Controlling Failure

When dealing with permissioning, failure is an expected and desired outcome. And Flask-Allows provides several measures to deal with this failure.

Throwing an exception

The first measure is the ability to configure requirements runners to throw an exception. By default this will be werkzeug’s Forbidden exception. However, this can be set to be any exception type or specific instance. The easiest way to set this is through the Allows constructor:

class PermissionError(Exception):
    def __init__(self):
        super().__init__("I'm sorry Dave, I'm afraid I can't do that")


allows = Allows(throws=PermissionError)

# alternatively
allows = Allows(throws=PermissionError())

If a particular exception is desirable most of but not all of the time, an exception type or instance can be provided each requirements runner:

# to Permission helper
Permission(SomeRequirement(), throws=PermissionError)

# to decorators
@allows.requires(SomeRequirement(), throws=PermissionError)
@requires(SomeRequirement(), throws=PermissionError)

When an exception type or instance is provided to a requirements runner, it takes precedence over the type or instance registered on the extension object. If one is not supplied to a requirement runner, it uses the type or instance registered on the extension object.

Failure Callback

Another way to handle failure is providing an on_fail argument that will be invoked when failure happens. The value provided to on_fail doesn’t have to be a callable, so any value is appropriate. If the value provided is a callable it should be prepared to accept any arbitrary arguments that were provided when the requirement runner that was invoked.

To add a failure callback, it can be provided to the Allows constructor:

def flash_failure_message(*args, **kwargs):
    flash("I'm sorry Dave, I'm afraid I can't do that", "error")

allows = Allows(on_fail=flash_failure_message)

If on_fails return a non-None value, that will be used as the return value from the requirement runner. However, if a None is returned from the callback, then the configured exception is raised instead. In the above example, since a None is implicitly returned from the callback, a werkzeug Forbidden exception would be raised from any requirements runners.

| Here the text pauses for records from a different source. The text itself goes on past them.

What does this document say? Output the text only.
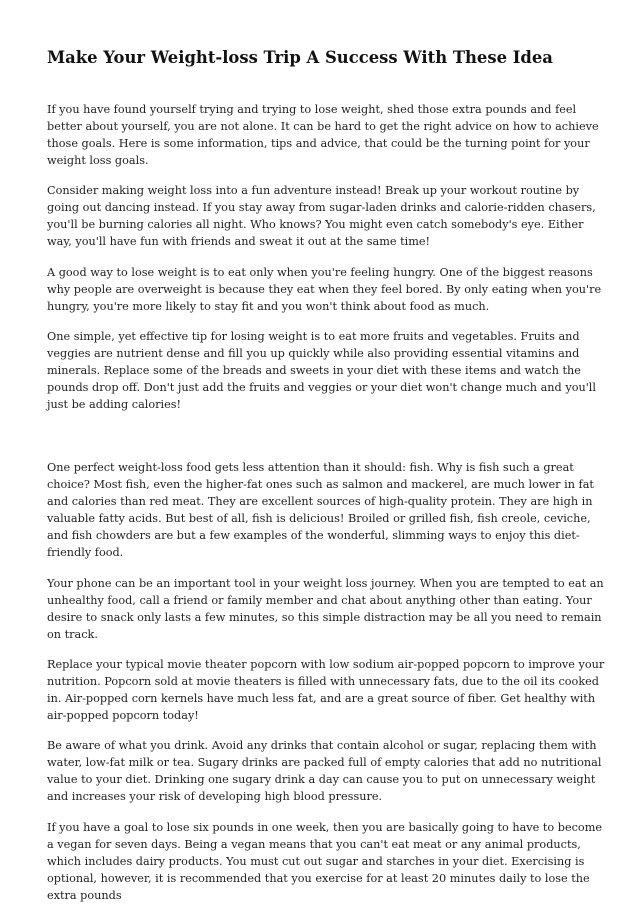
Make Your Weight-loss Trip A Success With These Idea

If you have found yourself trying and trying to lose weight, shed those extra pounds and feel better about yourself, you are not alone. It can be hard to get the right advice on how to achieve those goals. Here is some information, tips and advice, that could be the turning point for your weight loss goals.

Consider making weight loss into a fun adventure instead! Break up your workout routine by going out dancing instead. If you stay away from sugar-laden drinks and calorie-ridden chasers, you'll be burning calories all night. Who knows? You might even catch somebody's eye. Either way, you'll have fun with friends and sweat it out at the same time!

A good way to lose weight is to eat only when you're feeling hungry. One of the biggest reasons why people are overweight is because they eat when they feel bored. By only eating when you're hungry, you're more likely to stay fit and you won't think about food as much.

One simple, yet effective tip for losing weight is to eat more fruits and vegetables. Fruits and veggies are nutrient dense and fill you up quickly while also providing essential vitamins and minerals. Replace some of the breads and sweets in your diet with these items and watch the pounds drop off. Don't just add the fruits and veggies or your diet won't change much and you'll just be adding calories!

One perfect weight-loss food gets less attention than it should: fish. Why is fish such a great choice? Most fish, even the higher-fat ones such as salmon and mackerel, are much lower in fat and calories than red meat. They are excellent sources of high-quality protein. They are high in valuable fatty acids. But best of all, fish is delicious! Broiled or grilled fish, fish creole, ceviche, and fish chowders are but a few examples of the wonderful, slimming ways to enjoy this diet-friendly food.

Your phone can be an important tool in your weight loss journey. When you are tempted to eat an unhealthy food, call a friend or family member and chat about anything other than eating. Your desire to snack only lasts a few minutes, so this simple distraction may be all you need to remain on track.

Replace your typical movie theater popcorn with low sodium air-popped popcorn to improve your nutrition. Popcorn sold at movie theaters is filled with unnecessary fats, due to the oil its cooked in. Air-popped corn kernels have much less fat, and are a great source of fiber. Get healthy with air-popped popcorn today!

Be aware of what you drink. Avoid any drinks that contain alcohol or sugar, replacing them with water, low-fat milk or tea. Sugary drinks are packed full of empty calories that add no nutritional value to your diet. Drinking one sugary drink a day can cause you to put on unnecessary weight and increases your risk of developing high blood pressure.

If you have a goal to lose six pounds in one week, then you are basically going to have to become a vegan for seven days. Being a vegan means that you can't eat meat or any animal products, which includes dairy products. You must cut out sugar and starches in your diet. Exercising is optional, however, it is recommended that you exercise for at least 20 minutes daily to lose the extra pounds
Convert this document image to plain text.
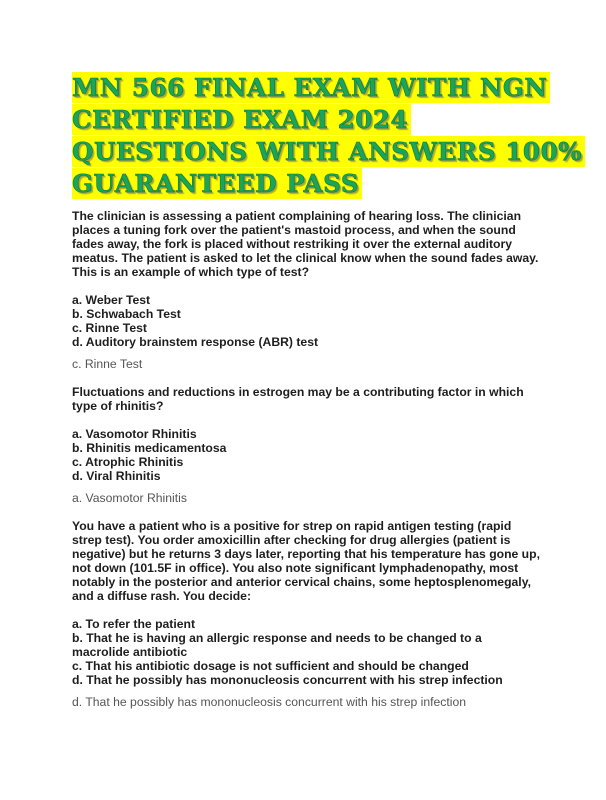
MN 566 FINAL EXAM WITH NGN
CERTIFIED EXAM 2024
QUESTIONS WITH ANSWERS 100%
GUARANTEED PASS

The clinician is assessing a patient complaining of hearing loss. The clinician places a tuning fork over the patient's mastoid process, and when the sound fades away, the fork is placed without restriking it over the external auditory meatus. The patient is asked to let the clinical know when the sound fades away. This is an example of which type of test?

a. Weber Test
b. Schwabach Test
c. Rinne Test
d. Auditory brainstem response (ABR) test

c. Rinne Test

Fluctuations and reductions in estrogen may be a contributing factor in which type of rhinitis?

a. Vasomotor Rhinitis
b. Rhinitis medicamentosa
c. Atrophic Rhinitis
d. Viral Rhinitis

a. Vasomotor Rhinitis

You have a patient who is a positive for strep on rapid antigen testing (rapid strep test). You order amoxicillin after checking for drug allergies (patient is negative) but he returns 3 days later, reporting that his temperature has gone up, not down (101.5F in office). You also note significant lymphadenopathy, most notably in the posterior and anterior cervical chains, some heptosplenomegaly, and a diffuse rash. You decide:

a. To refer the patient
b. That he is having an allergic response and needs to be changed to a macrolide antibiotic
c. That his antibiotic dosage is not sufficient and should be changed
d. That he possibly has mononucleosis concurrent with his strep infection

d. That he possibly has mononucleosis concurrent with his strep infection
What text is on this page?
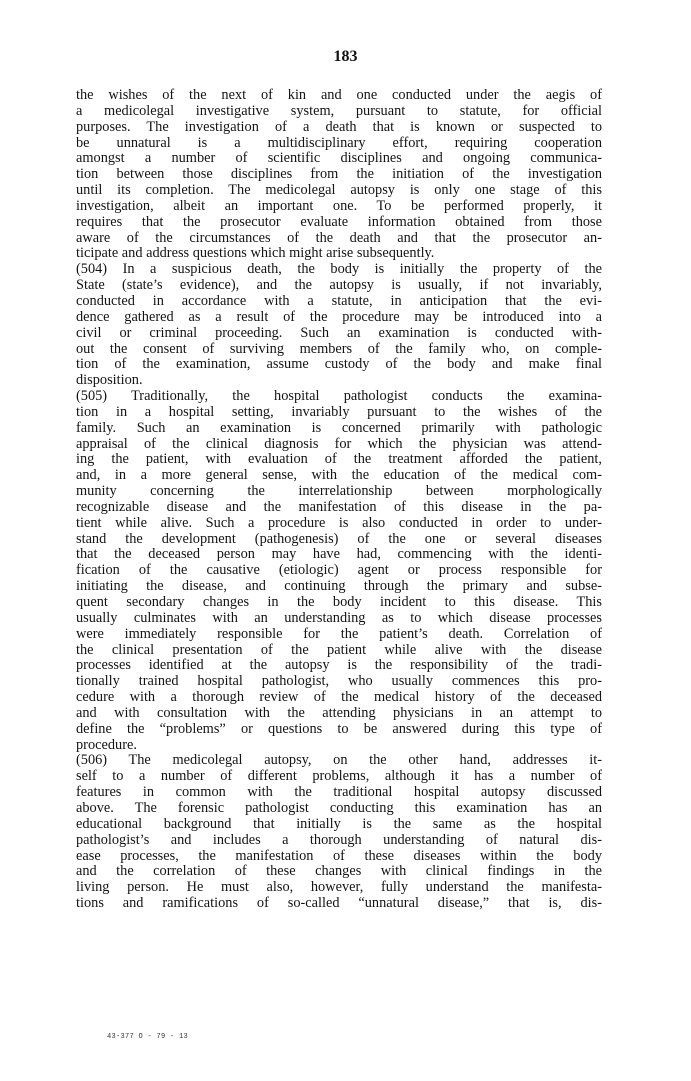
183
the wishes of the next of kin and one conducted under the aegis of
a medicolegal investigative system, pursuant to statute, for official
purposes. The investigation of a death that is known or suspected to
be unnatural is a multidisciplinary effort, requiring cooperation
amongst a number of scientific disciplines and ongoing communica-
tion between those disciplines from the initiation of the investigation
until its completion. The medicolegal autopsy is only one stage of this
investigation, albeit an important one. To be performed properly, it
requires that the prosecutor evaluate information obtained from those
aware of the circumstances of the death and that the prosecutor an-
ticipate and address questions which might arise subsequently.
(504) In a suspicious death, the body is initially the property of the
State (state’s evidence), and the autopsy is usually, if not invariably,
conducted in accordance with a statute, in anticipation that the evi-
dence gathered as a result of the procedure may be introduced into a
civil or criminal proceeding. Such an examination is conducted with-
out the consent of surviving members of the family who, on comple-
tion of the examination, assume custody of the body and make final
disposition.
(505) Traditionally, the hospital pathologist conducts the examina-
tion in a hospital setting, invariably pursuant to the wishes of the
family. Such an examination is concerned primarily with pathologic
appraisal of the clinical diagnosis for which the physician was attend-
ing the patient, with evaluation of the treatment afforded the patient,
and, in a more general sense, with the education of the medical com-
munity concerning the interrelationship between morphologically
recognizable disease and the manifestation of this disease in the pa-
tient while alive. Such a procedure is also conducted in order to under-
stand the development (pathogenesis) of the one or several diseases
that the deceased person may have had, commencing with the identi-
fication of the causative (etiologic) agent or process responsible for
initiating the disease, and continuing through the primary and subse-
quent secondary changes in the body incident to this disease. This
usually culminates with an understanding as to which disease processes
were immediately responsible for the patient’s death. Correlation of
the clinical presentation of the patient while alive with the disease
processes identified at the autopsy is the responsibility of the tradi-
tionally trained hospital pathologist, who usually commences this pro-
cedure with a thorough review of the medical history of the deceased
and with consultation with the attending physicians in an attempt to
define the “problems” or questions to be answered during this type of
procedure.
(506) The medicolegal autopsy, on the other hand, addresses it-
self to a number of different problems, although it has a number of
features in common with the traditional hospital autopsy discussed
above. The forensic pathologist conducting this examination has an
educational background that initially is the same as the hospital
pathologist’s and includes a thorough understanding of natural dis-
ease processes, the manifestation of these diseases within the body
and the correlation of these changes with clinical findings in the
living person. He must also, however, fully understand the manifesta-
tions and ramifications of so-called “unnatural disease,” that is, dis-
43-377 O - 79 - 13
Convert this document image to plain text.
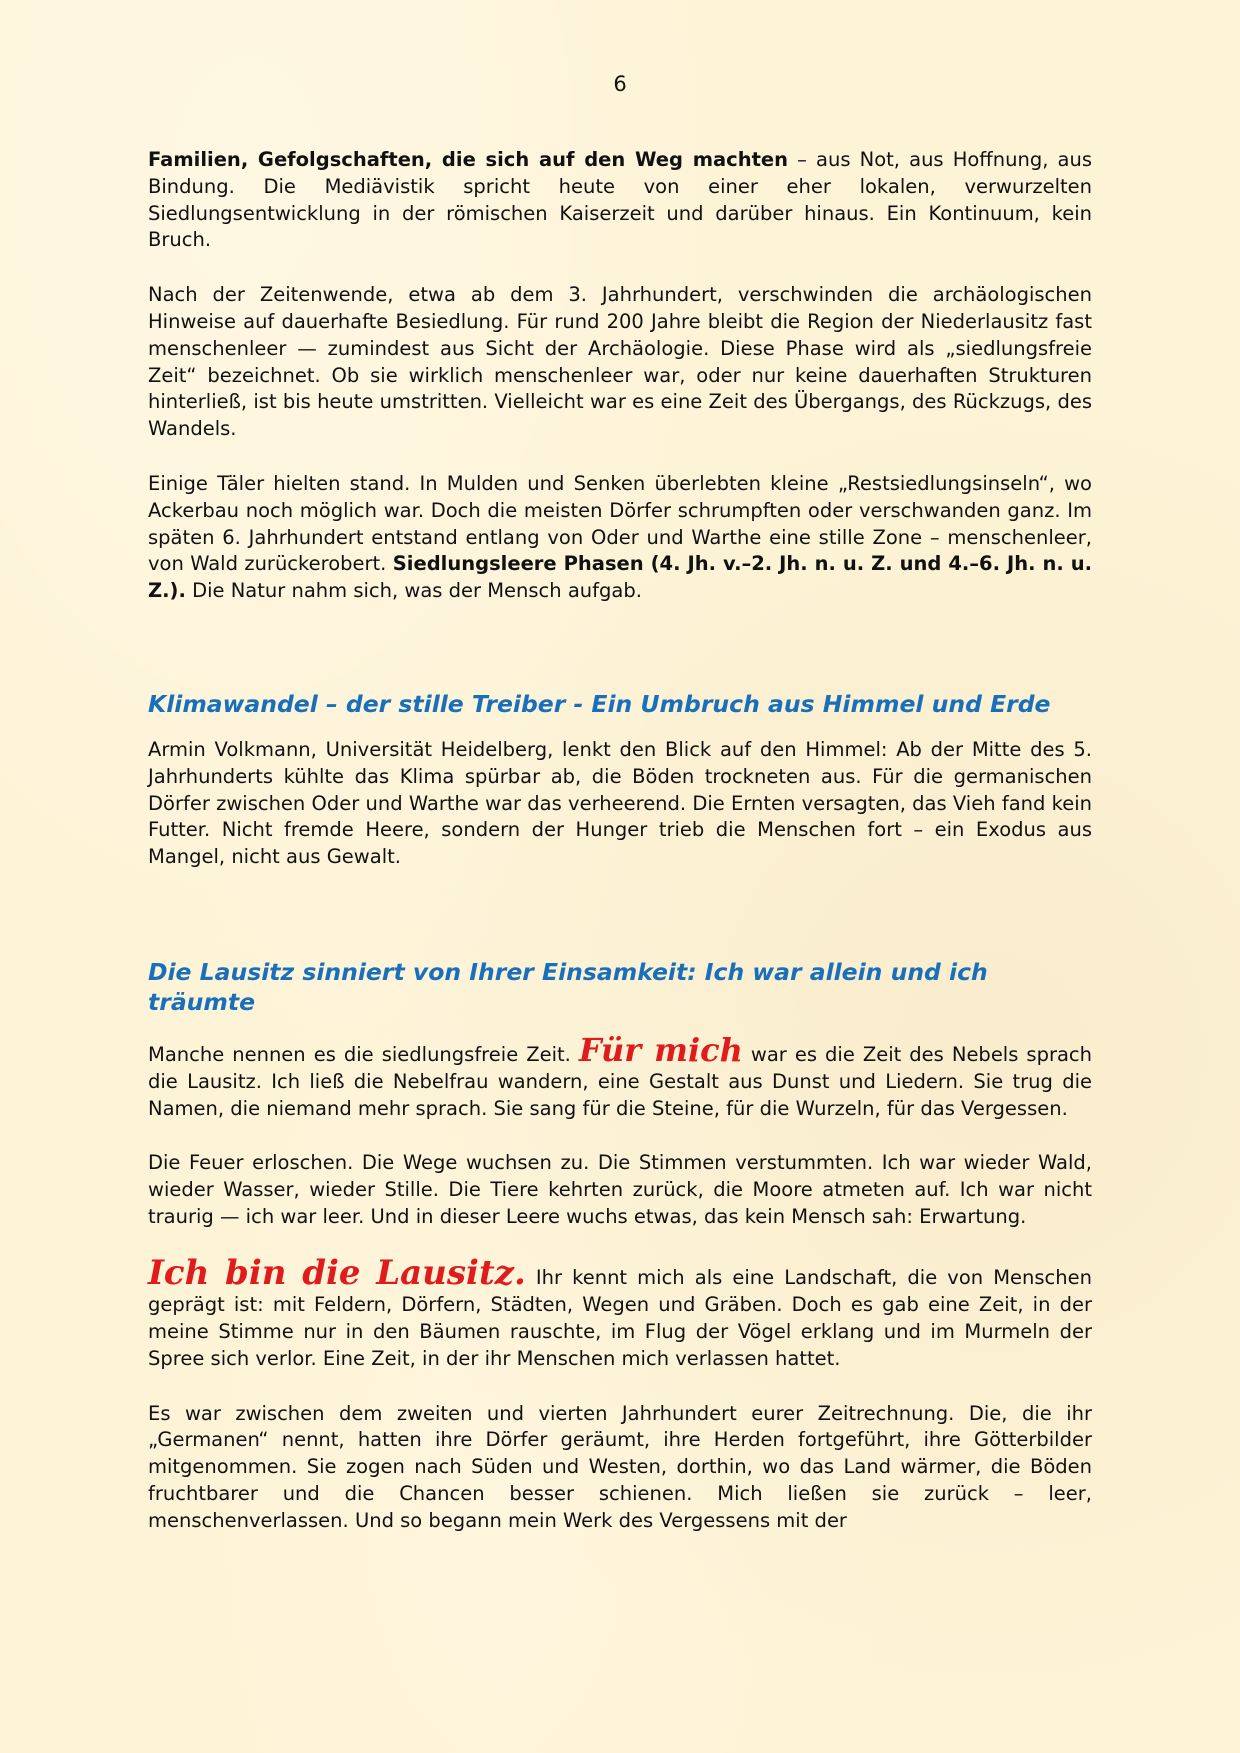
6

Familien, Gefolgschaften, die sich auf den Weg machten – aus Not, aus Hoffnung, aus Bindung. Die Mediävistik spricht heute von einer eher lokalen, verwurzelten Siedlungsentwicklung in der römischen Kaiserzeit und darüber hinaus. Ein Kontinuum, kein Bruch.

Nach der Zeitenwende, etwa ab dem 3. Jahrhundert, verschwinden die archäologischen Hinweise auf dauerhafte Besiedlung. Für rund 200 Jahre bleibt die Region der Niederlausitz fast menschenleer — zumindest aus Sicht der Archäologie. Diese Phase wird als „siedlungsfreie Zeit“ bezeichnet. Ob sie wirklich menschenleer war, oder nur keine dauerhaften Strukturen hinterließ, ist bis heute umstritten. Vielleicht war es eine Zeit des Übergangs, des Rückzugs, des Wandels.

Einige Täler hielten stand. In Mulden und Senken überlebten kleine „Restsiedlungsinseln“, wo Ackerbau noch möglich war. Doch die meisten Dörfer schrumpften oder verschwanden ganz. Im späten 6. Jahrhundert entstand entlang von Oder und Warthe eine stille Zone – menschenleer, von Wald zurückerobert. Siedlungsleere Phasen (4. Jh. v.–2. Jh. n. u. Z. und 4.–6. Jh. n. u. Z.). Die Natur nahm sich, was der Mensch aufgab.

Klimawandel – der stille Treiber - Ein Umbruch aus Himmel und Erde

Armin Volkmann, Universität Heidelberg, lenkt den Blick auf den Himmel: Ab der Mitte des 5. Jahrhunderts kühlte das Klima spürbar ab, die Böden trockneten aus. Für die germanischen Dörfer zwischen Oder und Warthe war das verheerend. Die Ernten versagten, das Vieh fand kein Futter. Nicht fremde Heere, sondern der Hunger trieb die Menschen fort – ein Exodus aus Mangel, nicht aus Gewalt.

Die Lausitz sinniert von Ihrer Einsamkeit: Ich war allein und ich träumte

Manche nennen es die siedlungsfreie Zeit. Für mich war es die Zeit des Nebels sprach die Lausitz. Ich ließ die Nebelfrau wandern, eine Gestalt aus Dunst und Liedern. Sie trug die Namen, die niemand mehr sprach. Sie sang für die Steine, für die Wurzeln, für das Vergessen.

Die Feuer erloschen. Die Wege wuchsen zu. Die Stimmen verstummten. Ich war wieder Wald, wieder Wasser, wieder Stille. Die Tiere kehrten zurück, die Moore atmeten auf. Ich war nicht traurig — ich war leer. Und in dieser Leere wuchs etwas, das kein Mensch sah: Erwartung.

Ich bin die Lausitz. Ihr kennt mich als eine Landschaft, die von Menschen geprägt ist: mit Feldern, Dörfern, Städten, Wegen und Gräben. Doch es gab eine Zeit, in der meine Stimme nur in den Bäumen rauschte, im Flug der Vögel erklang und im Murmeln der Spree sich verlor. Eine Zeit, in der ihr Menschen mich verlassen hattet.

Es war zwischen dem zweiten und vierten Jahrhundert eurer Zeitrechnung. Die, die ihr „Germanen“ nennt, hatten ihre Dörfer geräumt, ihre Herden fortgeführt, ihre Götterbilder mitgenommen. Sie zogen nach Süden und Westen, dorthin, wo das Land wärmer, die Böden fruchtbarer und die Chancen besser schienen. Mich ließen sie zurück – leer, menschenverlassen. Und so begann mein Werk des Vergessens mit der
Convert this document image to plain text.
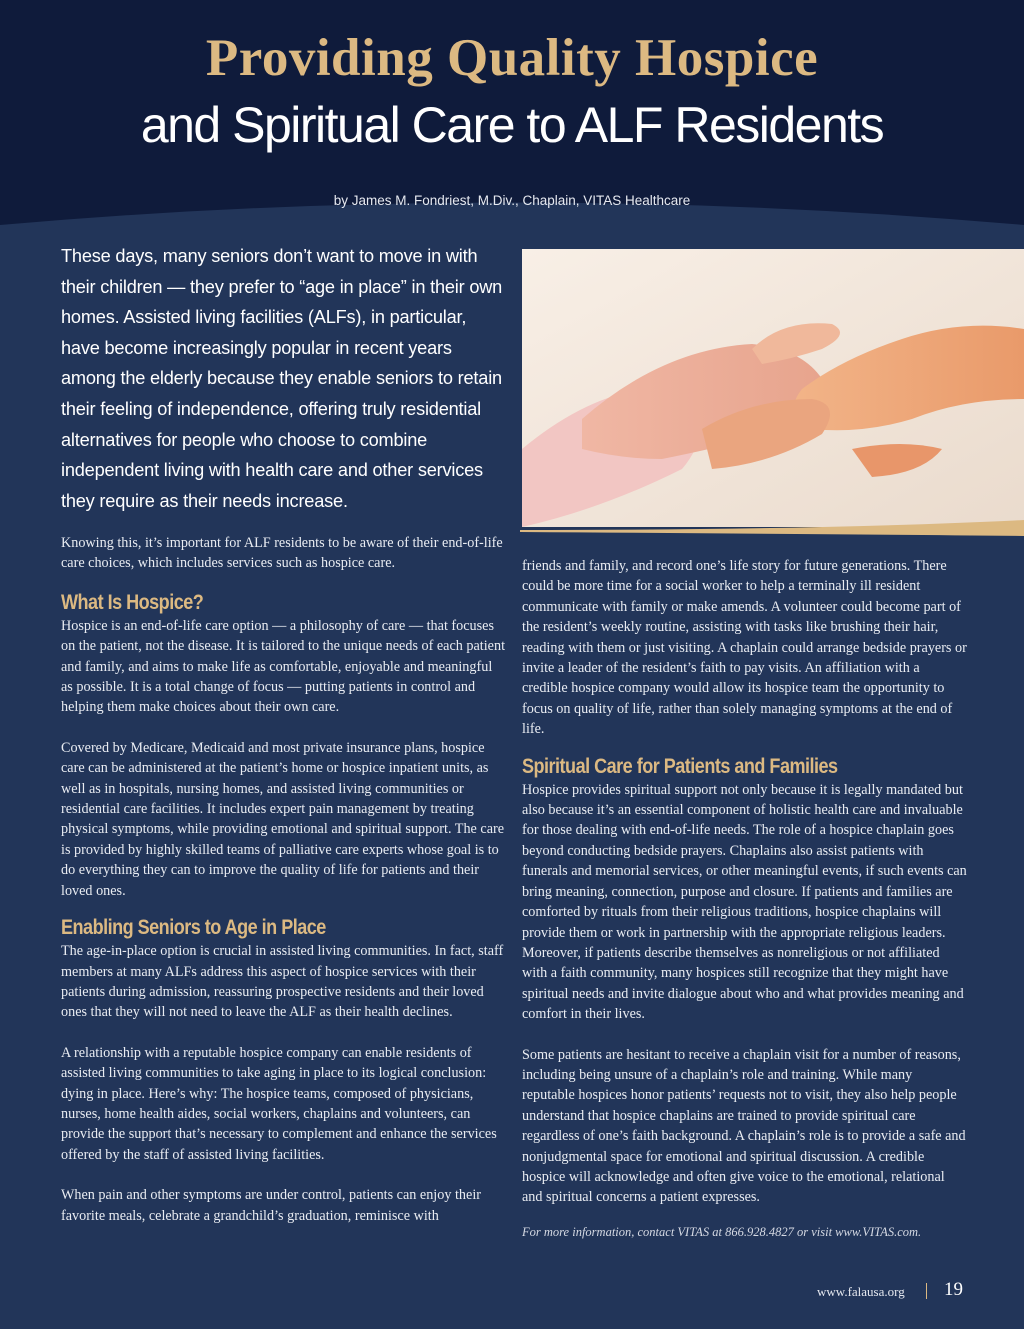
Providing Quality Hospice
and Spiritual Care to ALF Residents
by James M. Fondriest, M.Div., Chaplain, VITAS Healthcare
These days, many seniors don’t want to move in with their children — they prefer to “age in place” in their own homes. Assisted living facilities (ALFs), in particular, have become increasingly popular in recent years among the elderly because they enable seniors to retain their feeling of independence, offering truly residential alternatives for people who choose to combine independent living with health care and other services they require as their needs increase.

Knowing this, it’s important for ALF residents to be aware of their end-of-life care choices, which includes services such as hospice care.

What Is Hospice?

Hospice is an end-of-life care option — a philosophy of care — that focuses on the patient, not the disease. It is tailored to the unique needs of each patient and family, and aims to make life as comfortable, enjoyable and meaningful as possible. It is a total change of focus — putting patients in control and helping them make choices about their own care.

Covered by Medicare, Medicaid and most private insurance plans, hospice care can be administered at the patient’s home or hospice inpatient units, as well as in hospitals, nursing homes, and assisted living communities or residential care facilities. It includes expert pain management by treating physical symptoms, while providing emotional and spiritual support. The care is provided by highly skilled teams of palliative care experts whose goal is to do everything they can to improve the quality of life for patients and their loved ones.

Enabling Seniors to Age in Place

The age-in-place option is crucial in assisted living communities. In fact, staff members at many ALFs address this aspect of hospice services with their patients during admission, reassuring prospective residents and their loved ones that they will not need to leave the ALF as their health declines.

A relationship with a reputable hospice company can enable residents of assisted living communities to take aging in place to its logical conclusion: dying in place. Here’s why: The hospice teams, composed of physicians, nurses, home health aides, social workers, chaplains and volunteers, can provide the support that’s necessary to complement and enhance the services offered by the staff of assisted living facilities.

When pain and other symptoms are under control, patients can enjoy their favorite meals, celebrate a grandchild’s graduation, reminisce with

friends and family, and record one’s life story for future generations. There could be more time for a social worker to help a terminally ill resident communicate with family or make amends. A volunteer could become part of the resident’s weekly routine, assisting with tasks like brushing their hair, reading with them or just visiting. A chaplain could arrange bedside prayers or invite a leader of the resident’s faith to pay visits. An affiliation with a credible hospice company would allow its hospice team the opportunity to focus on quality of life, rather than solely managing symptoms at the end of life.

Spiritual Care for Patients and Families

Hospice provides spiritual support not only because it is legally mandated but also because it’s an essential component of holistic health care and invaluable for those dealing with end-of-life needs. The role of a hospice chaplain goes beyond conducting bedside prayers. Chaplains also assist patients with funerals and memorial services, or other meaningful events, if such events can bring meaning, connection, purpose and closure. If patients and families are comforted by rituals from their religious traditions, hospice chaplains will provide them or work in partnership with the appropriate religious leaders. Moreover, if patients describe themselves as nonreligious or not affiliated with a faith community, many hospices still recognize that they might have spiritual needs and invite dialogue about who and what provides meaning and comfort in their lives.

Some patients are hesitant to receive a chaplain visit for a number of reasons, including being unsure of a chaplain’s role and training. While many reputable hospices honor patients’ requests not to visit, they also help people understand that hospice chaplains are trained to provide spiritual care regardless of one’s faith background. A chaplain’s role is to provide a safe and nonjudgmental space for emotional and spiritual discussion. A credible hospice will acknowledge and often give voice to the emotional, relational and spiritual concerns a patient expresses.

For more information, contact VITAS at 866.928.4827 or visit www.VITAS.com.

www.falausa.org 19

An example of returning a value from the callback would be returning a redirect to another page:

def redirect_to_home(*args, **kwargs):
    flash("I'm sorry Dave, I'm afraid I can't do that", "error")
    return redirect(url_for("index"))

However, any value can be returned from this wrapper.

Note

When used with the Permission helper, the callback will be invoked with no arguments and the return value isn’t considered.

Danger

When using on_fail with route decorators, be sure to return an appropriate value for Flask to turn into a response.

Similar to exception configuration, on_fail can be passed to any requirements runner:

# to Permission helper
Permission(SomeRequirement(), on_fail=flash_failure_message)

# to decorators
@allow.requires(SomeRequirement(), on_fail=redirect_to_home)
@requires(SomeRequirement(), on_fail=redirect_to_home)

When on_fail is passed to a requirements runner, it takes precedence over the on_fail registered on the extension object. If an on_fail isn’t provided then the one registered on the extension object is used.